Of course, that’s not to say we won’t, on a case-by-case basis, turn down a client because of their business. We aren’t a public utility. We have the right to walk away from a client for any reason (or, not to put too fine a point on it, no reason at all). But as a matter of policy we’ve decided to focus on email practices as a basis for who we work with and leave questions of morality of certain types of business aside.

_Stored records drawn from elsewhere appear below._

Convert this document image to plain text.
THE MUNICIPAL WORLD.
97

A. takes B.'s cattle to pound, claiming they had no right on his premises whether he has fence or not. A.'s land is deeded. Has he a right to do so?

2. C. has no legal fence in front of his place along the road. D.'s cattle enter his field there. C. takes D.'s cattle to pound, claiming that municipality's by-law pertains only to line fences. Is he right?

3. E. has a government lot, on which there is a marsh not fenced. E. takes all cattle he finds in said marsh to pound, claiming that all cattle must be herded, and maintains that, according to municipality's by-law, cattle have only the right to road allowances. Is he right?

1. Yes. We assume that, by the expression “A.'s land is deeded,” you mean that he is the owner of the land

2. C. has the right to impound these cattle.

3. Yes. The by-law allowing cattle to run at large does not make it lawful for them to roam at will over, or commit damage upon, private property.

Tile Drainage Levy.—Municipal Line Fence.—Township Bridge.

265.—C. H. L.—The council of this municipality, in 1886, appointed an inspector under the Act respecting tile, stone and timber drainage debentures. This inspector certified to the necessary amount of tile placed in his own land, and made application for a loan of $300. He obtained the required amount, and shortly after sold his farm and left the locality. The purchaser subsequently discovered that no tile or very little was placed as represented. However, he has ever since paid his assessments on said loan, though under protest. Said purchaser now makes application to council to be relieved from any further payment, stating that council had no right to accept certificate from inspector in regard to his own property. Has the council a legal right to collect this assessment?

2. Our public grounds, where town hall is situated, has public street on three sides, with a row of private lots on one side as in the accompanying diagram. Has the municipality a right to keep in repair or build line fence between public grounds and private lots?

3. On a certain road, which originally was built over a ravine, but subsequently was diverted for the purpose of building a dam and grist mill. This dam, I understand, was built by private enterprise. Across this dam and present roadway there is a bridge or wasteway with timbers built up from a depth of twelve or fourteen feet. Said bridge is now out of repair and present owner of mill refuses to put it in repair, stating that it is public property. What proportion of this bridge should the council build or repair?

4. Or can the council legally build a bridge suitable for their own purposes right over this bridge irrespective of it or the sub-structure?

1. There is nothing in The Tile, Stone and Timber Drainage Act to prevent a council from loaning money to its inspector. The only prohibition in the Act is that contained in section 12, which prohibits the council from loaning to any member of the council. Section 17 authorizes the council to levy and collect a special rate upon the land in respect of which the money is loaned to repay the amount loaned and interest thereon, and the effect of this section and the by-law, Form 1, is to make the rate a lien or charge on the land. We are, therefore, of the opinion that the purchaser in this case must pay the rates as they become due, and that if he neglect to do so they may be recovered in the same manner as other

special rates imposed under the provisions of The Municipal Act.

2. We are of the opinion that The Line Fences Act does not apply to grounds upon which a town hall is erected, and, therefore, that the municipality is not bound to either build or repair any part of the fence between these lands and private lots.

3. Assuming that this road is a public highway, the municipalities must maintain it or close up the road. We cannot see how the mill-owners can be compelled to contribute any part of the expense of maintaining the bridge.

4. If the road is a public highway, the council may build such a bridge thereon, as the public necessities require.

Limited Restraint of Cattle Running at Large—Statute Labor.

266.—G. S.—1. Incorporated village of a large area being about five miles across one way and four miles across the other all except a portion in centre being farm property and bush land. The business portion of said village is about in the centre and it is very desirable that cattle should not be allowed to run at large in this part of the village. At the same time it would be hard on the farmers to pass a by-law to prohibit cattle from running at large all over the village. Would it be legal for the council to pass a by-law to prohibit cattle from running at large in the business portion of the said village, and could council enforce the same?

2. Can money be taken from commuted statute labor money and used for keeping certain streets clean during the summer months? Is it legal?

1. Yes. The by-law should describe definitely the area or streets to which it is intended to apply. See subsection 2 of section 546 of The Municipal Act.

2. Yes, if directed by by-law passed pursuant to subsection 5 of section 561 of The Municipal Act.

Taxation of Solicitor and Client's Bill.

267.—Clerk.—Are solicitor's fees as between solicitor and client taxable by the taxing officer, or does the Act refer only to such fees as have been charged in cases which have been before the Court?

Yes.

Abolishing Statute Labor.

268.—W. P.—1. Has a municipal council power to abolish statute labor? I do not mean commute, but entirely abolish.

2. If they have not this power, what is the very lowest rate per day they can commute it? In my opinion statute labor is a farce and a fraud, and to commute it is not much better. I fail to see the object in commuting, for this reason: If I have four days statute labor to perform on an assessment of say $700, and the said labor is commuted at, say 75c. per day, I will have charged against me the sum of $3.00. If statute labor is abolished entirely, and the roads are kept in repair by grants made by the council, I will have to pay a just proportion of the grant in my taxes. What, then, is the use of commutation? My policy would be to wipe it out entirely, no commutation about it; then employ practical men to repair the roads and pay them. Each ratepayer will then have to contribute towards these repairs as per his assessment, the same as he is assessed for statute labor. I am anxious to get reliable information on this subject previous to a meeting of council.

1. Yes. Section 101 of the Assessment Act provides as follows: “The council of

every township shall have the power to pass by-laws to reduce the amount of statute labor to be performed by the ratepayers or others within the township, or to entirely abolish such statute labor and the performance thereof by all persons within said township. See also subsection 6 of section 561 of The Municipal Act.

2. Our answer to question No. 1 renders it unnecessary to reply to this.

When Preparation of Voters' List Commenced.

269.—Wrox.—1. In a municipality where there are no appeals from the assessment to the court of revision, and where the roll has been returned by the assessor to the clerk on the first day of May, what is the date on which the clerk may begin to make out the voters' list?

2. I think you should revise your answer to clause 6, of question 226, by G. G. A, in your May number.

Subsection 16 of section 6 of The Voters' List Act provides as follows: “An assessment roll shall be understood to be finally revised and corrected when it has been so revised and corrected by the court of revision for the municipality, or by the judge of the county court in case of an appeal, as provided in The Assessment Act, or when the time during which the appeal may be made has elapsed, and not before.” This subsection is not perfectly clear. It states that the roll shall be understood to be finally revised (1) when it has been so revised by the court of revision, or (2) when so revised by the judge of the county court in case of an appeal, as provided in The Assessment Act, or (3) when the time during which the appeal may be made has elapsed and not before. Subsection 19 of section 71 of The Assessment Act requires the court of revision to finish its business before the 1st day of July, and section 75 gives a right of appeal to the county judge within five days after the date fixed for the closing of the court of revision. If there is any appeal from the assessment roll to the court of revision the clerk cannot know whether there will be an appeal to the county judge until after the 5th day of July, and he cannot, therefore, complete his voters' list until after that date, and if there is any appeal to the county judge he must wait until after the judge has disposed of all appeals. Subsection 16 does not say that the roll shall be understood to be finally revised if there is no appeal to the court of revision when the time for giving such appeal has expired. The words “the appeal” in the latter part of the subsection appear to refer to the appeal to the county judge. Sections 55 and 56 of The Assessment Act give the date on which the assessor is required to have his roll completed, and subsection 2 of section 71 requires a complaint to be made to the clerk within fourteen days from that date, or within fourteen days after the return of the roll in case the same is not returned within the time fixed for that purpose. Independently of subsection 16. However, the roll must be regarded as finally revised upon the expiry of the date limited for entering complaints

As a final note, we clarified our policies for vetting and enforcing these standards. These do differ a bit by product. For our by-application whitelist, Sender Score Certified, we will continue to ask questions around the types of products and content that prospective clients include or link to in their emails. We will perform extra pre-client research on clients that check a number of boxes on the application that indicate they might be in a grey area or are involved in litigation. We will ask clients to self-certify their goodness. We will perform spot audits of these clients to make sure they stay in compliance with the things that are impossible to automatically monitor, even those tricky ones which are “sometimes legal.” And we will not be shy about terminating those who aren’t.

For our software and professional services, we have a “client vetting” document that asks some of those same questions, and against which we will research and audit as appropriate. For clients of our professional services, we require that sales/client services fill out this document 100% of the time for our standards and compliance team to review. For software clients, we leave it up to sales/client services management to flag the cases where there might be an issue and to run only those clients through the same vetting process.

I think that about wraps this topic up, at least for now. We do our best on this stuff, but it’s tricky, and I have no doubt that however we handle these situations, we will upset someone. I appreciate everyone’s input on this, and I welcome more by commenting below.